Das geliebte Kleinkind vor mir hatte einen aufregenden Tag, an dem es so enorm viel gelernt und gesehen hat. Es ist müde und hat schon selbst gesagt, dass es ins Bett und mit mir kuscheln möchte. Wir wollen uns noch bettfertig machen, also umziehen, Windel an, frisch machen…
Beim Wickeln greift meine Tochter neurgierig ins Regal über sich. Boing, schon landet die erste Windel in meinem Gesicht.
Noch kann ich meine verbliebene Energie sammeln und finde das witzig. Ich nehme selbst eine der Windeln und werfe sie vorsichtig zurück. Wir lachen. Es folgt prompt der harte Kamm, der mich am Oberarm trifft. Das tat weh. Ich sage „Au!“ und gebe den Kamm zurück an seinen Platz, bevor er gleich wieder durch die Luft fliegt. Diesmal landet er neben der Waschmaschine – an einer Stelle, an die ich nur schwer rankomme.
Ich merke, wie ich immer genervter werde.
Weitere Utensilien fliegen durch die Luft, gefolgt von ein paar Tritten. Einer trifft mich, wieder tut’s weh.
Meine Geduld ist zu Ende, ich tue meinen Unmut kund und das ziemlich laut. Lauter, als ich werden möchte.
Ohne schwammige Umschreibungen: Ich schreie.
Meine Tochter schreit weinend zurück. Und dann tut es ihr leid!
Es tut mir so leid. Dass sie sich entschuldigt bei mir, dass es nun ihr leid tut, was sie getan oder dass sie geschrien hat… Das tut mir so weh!
Alles auf Anfang: Wo lag der Fehler
Bei mir. Ich ließ die Situation immer und immer wieder Revue passieren. Fragte mich, woran es wohl lag, dass mein eigentlich gut gelauntes – wenn auch müdes – Kind plötzlich so abdrehte.

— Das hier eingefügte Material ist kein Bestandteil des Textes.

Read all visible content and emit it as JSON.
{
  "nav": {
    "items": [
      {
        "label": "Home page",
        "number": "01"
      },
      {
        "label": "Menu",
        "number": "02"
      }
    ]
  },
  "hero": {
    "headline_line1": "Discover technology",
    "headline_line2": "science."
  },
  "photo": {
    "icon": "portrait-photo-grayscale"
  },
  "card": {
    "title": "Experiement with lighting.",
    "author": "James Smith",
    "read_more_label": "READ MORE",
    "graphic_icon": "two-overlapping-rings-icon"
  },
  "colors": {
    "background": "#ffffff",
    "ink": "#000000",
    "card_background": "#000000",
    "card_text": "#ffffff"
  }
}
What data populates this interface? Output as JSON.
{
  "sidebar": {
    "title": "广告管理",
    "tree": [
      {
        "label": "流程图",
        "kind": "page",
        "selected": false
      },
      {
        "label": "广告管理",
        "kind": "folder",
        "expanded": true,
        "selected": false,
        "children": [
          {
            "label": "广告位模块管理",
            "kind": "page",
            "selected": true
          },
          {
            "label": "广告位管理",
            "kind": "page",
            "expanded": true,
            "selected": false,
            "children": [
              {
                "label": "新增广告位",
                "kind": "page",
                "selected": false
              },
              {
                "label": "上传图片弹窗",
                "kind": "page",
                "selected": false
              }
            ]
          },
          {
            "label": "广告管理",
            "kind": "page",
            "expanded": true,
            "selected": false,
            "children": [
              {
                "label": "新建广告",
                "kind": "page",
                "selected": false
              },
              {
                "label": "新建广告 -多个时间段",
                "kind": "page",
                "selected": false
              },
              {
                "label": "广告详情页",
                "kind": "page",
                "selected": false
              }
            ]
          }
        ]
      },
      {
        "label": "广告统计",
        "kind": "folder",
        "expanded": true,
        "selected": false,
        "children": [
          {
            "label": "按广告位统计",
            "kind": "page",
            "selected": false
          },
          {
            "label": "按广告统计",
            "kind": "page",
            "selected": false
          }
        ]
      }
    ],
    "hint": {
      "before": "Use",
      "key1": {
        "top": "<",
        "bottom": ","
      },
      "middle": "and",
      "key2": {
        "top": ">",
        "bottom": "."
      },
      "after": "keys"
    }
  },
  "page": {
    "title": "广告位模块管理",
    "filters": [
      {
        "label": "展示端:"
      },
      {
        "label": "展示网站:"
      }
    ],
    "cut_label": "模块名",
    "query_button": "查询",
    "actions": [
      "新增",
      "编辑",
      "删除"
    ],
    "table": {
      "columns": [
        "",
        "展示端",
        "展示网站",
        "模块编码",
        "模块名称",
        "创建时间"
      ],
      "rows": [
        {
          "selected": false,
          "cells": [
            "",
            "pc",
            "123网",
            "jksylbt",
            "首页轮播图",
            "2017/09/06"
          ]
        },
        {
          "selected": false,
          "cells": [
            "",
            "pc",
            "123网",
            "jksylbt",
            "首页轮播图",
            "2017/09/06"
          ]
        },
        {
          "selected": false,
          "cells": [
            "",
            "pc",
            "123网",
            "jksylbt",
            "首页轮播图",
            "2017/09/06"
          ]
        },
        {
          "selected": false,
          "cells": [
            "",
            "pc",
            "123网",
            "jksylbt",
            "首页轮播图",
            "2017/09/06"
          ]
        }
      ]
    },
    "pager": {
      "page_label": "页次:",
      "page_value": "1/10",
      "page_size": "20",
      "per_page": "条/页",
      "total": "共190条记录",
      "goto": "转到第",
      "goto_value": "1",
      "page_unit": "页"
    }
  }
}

Dann wurde mir klar, dass ich aufgrund meiner Müdigkeit gedanklich völlig abgeschweift war: In meinem Hirn tummelten sich, während ich eigentlich meiner Tochter hätte zugewandt sein müssen, verschiedene Sätze, die ich später noch tippen wollte. Ich dachte daran, dass ich einen Termin im Kalender notieren und einen anderen noch vereinbaren musste.
Wir waren uns körperlich so nah, und doch war ich ganz woanders.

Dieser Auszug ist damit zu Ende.